Le barbu haussa la voix, son ton devenant plus menaçant à chaque phrase. Il semblait être le seul à s’énerver. En face, son interlocuteur restait imperturbable.

Poker face ! criai-je intérieurement.

Son pied qui tremblait légèrement le trahissait. Il était en mauvaise posture. Et l'autre ? Il cachait probablement une arme.

Pourquoi personne ne réagit ?

Les autres clients ne voient-ils pas que la situation dérape ?

Les serveurs ? Allôôôô ? Quelqu’un ?

Puis, tout bascula.

Le barbu se leva d’un bond et, sans prévenir, sortit un revolver. Avant même que je puisse comprendre ce qui se passait, il pressa la détente.

PAN !

L’homme aux lunettes bascula en arrière. Son visage crispé ne se tordit pas de douleur, comme si…

Un second coup retentit.

PAN !

Un tir en l'air. La pièce sembla se figer. Tout autour, les clients réapparurent comme par magie. Mais alors que je m’attendais à des cris, des mouvements de panique, il ne se passa rien.

La serveuse bondit sur le barbu et tenta de lui arracher son arme. Il la repoussa d’un coup de poing, reprit son revolver et afficha un sourire triomphant.
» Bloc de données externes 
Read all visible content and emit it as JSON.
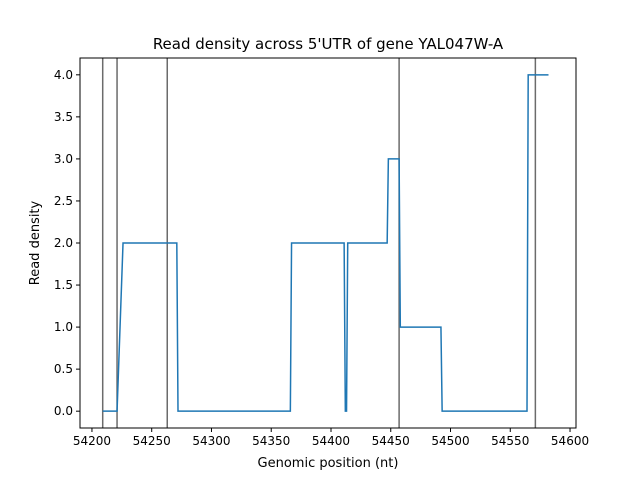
{
  "chart_data": {
    "type": "line",
    "title": "Read density across 5'UTR of gene YAL047W-A",
    "xlabel": "Genomic position (nt)",
    "ylabel": "Read density",
    "xlim": [
      54190,
      54605
    ],
    "ylim": [
      -0.2,
      4.2
    ],
    "x_ticks": [
      54200,
      54250,
      54300,
      54350,
      54400,
      54450,
      54500,
      54550,
      54600
    ],
    "x_tick_labels": [
      "54200",
      "54250",
      "54300",
      "54350",
      "54400",
      "54450",
      "54500",
      "54550",
      "54600"
    ],
    "y_ticks": [
      0.0,
      0.5,
      1.0,
      1.5,
      2.0,
      2.5,
      3.0,
      3.5,
      4.0
    ],
    "y_tick_labels": [
      "0.0",
      "0.5",
      "1.0",
      "1.5",
      "2.0",
      "2.5",
      "3.0",
      "3.5",
      "4.0"
    ],
    "vertical_lines": [
      54209,
      54221,
      54263,
      54457,
      54571
    ],
    "series": [
      {
        "color": "#1f77b4",
        "x": [
          54209,
          54221,
          54226,
          54271,
          54272,
          54366,
          54367,
          54411,
          54412,
          54413,
          54414,
          54447,
          54448,
          54457,
          54458,
          54492,
          54493,
          54564,
          54565,
          54582
        ],
        "y": [
          0,
          0,
          2,
          2,
          0,
          0,
          2,
          2,
          0,
          0,
          2,
          2,
          3,
          3,
          1,
          1,
          0,
          0,
          4,
          4
        ]
      }
    ],
    "vline_color": "#6b6b6b",
    "grid": false
  }
}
Oh non... c’est pas bon pour moi...

J'essayai de bouger. De me lever. De fuir. Mais je restai cloué à mon siège rouge.

Que m’arrive-t-il ?!

D'une voix grave, l'homme armé déclara :

— C’est bon, je viens de régler mon problème. On peut partir.

Et alors, d’un seul mouvement, tous les clients se levèrent et se dirigèrent vers la sortie, sans un mot, sans expression.

Mais l’homme aux lunettes n’était pas mort. Il se redressa d’un coup, attrapa un pistolet caché sous son chapeau et tira.

PAN !

L'homme barbu, pris de dos, s'effondra.

Un gilet pare-balles !

Sans hésiter, l’homme aux lunettes vida son chargeur. Chaque balle atteignit sa cible. En quelques secondes, tous les autres étaient à terre, baignant dans un liquide rouge d'une teinte étrangement artificielle.

Tous sauf moi.

L’homme aux lunettes tourna alors lentement la tête vers moi.

Je sentis mon cœur s’arrêter.

Il leva son arme. Me visa.

NON ! JE NE SUIS PAS UN ENNEMI ! JUSTE UN CLIENT MALCHANCEUX !

Mais aucun mot ne sortit de ma bouche.

PAN !

Puis… le noir.

Le bruit du coup de feu résonna dans mon crâne, se mélangeant au silence étrange et pesante de la pièce.

Soudain, une ombre gigantesque tomba devant moi.

Les lumières se rallumèrent.

Et je vis les rideaux se refermer, sous les applaudissements du public.

C’est à cet instant que je compris : J’avais été témoin d’un crime… inexistant.